A heated discussion over access to a county office emerged during the recent Board of Supervisors meeting with one county official admitting restriction for one employee because “she acts a fool.”
Lee Ethel Hogue appeared before the county board asking why she could not use a side entrance to the chancery clerk’s office. Hogue is a county employee who provides janitorial services.
“She has been asked to stay out of there because she acts a fool when she comes in there,” said Chancery Clerk Quint Carver. “She acts up.”
“I am not a fool, and I don’t act a fool,” Hogue replied.
Carver said the side entrance to his office is treated like a hallway, and he prefers to keep it locked since it houses county records. But he also said Hogue is a disruption that he can’t have within his office.
“I can’t have her coming into my office because she acts like a fool,” Carver said. “She carries on nonsense all the time. I am not locking her out. I am locking everybody out. It is a pass-through corridor, and people are using it like it’s a hallway. They are bringing the Coronavirus in there. We have vagrants hanging around the courthouse. I am trying to keep my office safe. That is a record room back there, and it is accessible for people doing business back there. I don’t go to Robert Coleman’s office and go strolling around his office. I am keeping people out of there who really don’t have any business being in there.”
Hogue said when it is cold or raining, she must walk around the property in order to enter the courthouse. She added that using the side entrance of the chancery clerk’s office would eliminate that.
“But my momma did not have a fool, and I don’t act a fool,” she continued. “I might talk or say something to the girls in there, and I can’t help it if he gets offended. I apologize for that. But saying I am acting a fool? I don’t take that very lightly. I am not a fool.”
Carver said he is not restricting anyone to his office, but he continued to say that he didn’t want Hogue in there “because she acts a fool.”
“The people who have business in there can come and go,” Carver said. “You don’t have any business in there. What do you do?”
“None of your business, my business,” Hogue replied.

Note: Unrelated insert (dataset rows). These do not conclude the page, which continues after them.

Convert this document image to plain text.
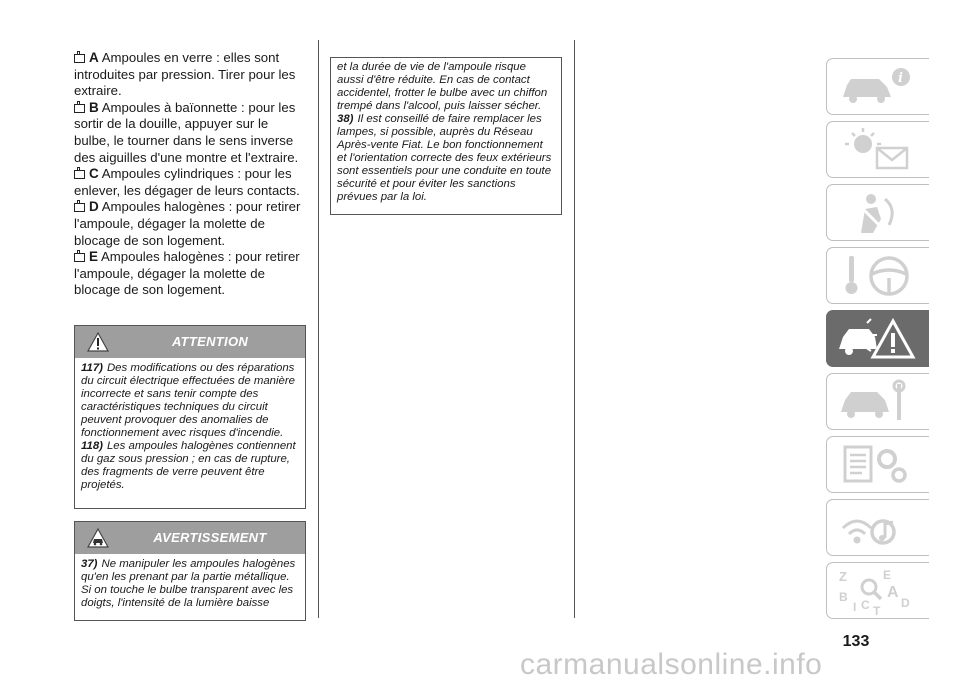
A Ampoules en verre : elles sont introduites par pression. Tirer pour les extraire.

B Ampoules à baïonnette : pour les sortir de la douille, appuyer sur le bulbe, le tourner dans le sens inverse des aiguilles d'une montre et l'extraire.

C Ampoules cylindriques : pour les enlever, les dégager de leurs contacts.

D Ampoules halogènes : pour retirer l'ampoule, dégager la molette de blocage de son logement.

E Ampoules halogènes : pour retirer l'ampoule, dégager la molette de blocage de son logement.

ATTENTION

117) Des modifications ou des réparations du circuit électrique effectuées de manière incorrecte et sans tenir compte des caractéristiques techniques du circuit peuvent provoquer des anomalies de fonctionnement avec risques d'incendie.

118) Les ampoules halogènes contiennent du gaz sous pression ; en cas de rupture, des fragments de verre peuvent être projetés.

AVERTISSEMENT

37) Ne manipuler les ampoules halogènes qu'en les prenant par la partie métallique. Si on touche le bulbe transparent avec les doigts, l'intensité de la lumière baisse

et la durée de vie de l'ampoule risque aussi d'être réduite. En cas de contact accidentel, frotter le bulbe avec un chiffon trempé dans l'alcool, puis laisser sécher.

38) Il est conseillé de faire remplacer les lampes, si possible, auprès du Réseau Après-vente Fiat. Le bon fonctionnement et l'orientation correcte des feux extérieurs sont essentiels pour une conduite en toute sécurité et pour éviter les sanctions prévues par la loi.

i
Z	E
B A
I C T
D
133
carmanualsonline.info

Board Attorney Jay Barbour said the county annex building is considered an extension of the courthouse.
“By statute, the sheriff is in charge of securing the courthouse, so it is an issue for the sheriff,” Barbour said.
Hogue said she would approach Sheriff Jacob Sheriff about the matter but added that she wanted the county board to be aware of the issue.
Carver said he and his staff clean his office so Hogue’s services are not needed.
“She wasn’t cleaning my office anyway,” Carver said. “She wasn’t doing anything. I have said all I am going to say on the matter.”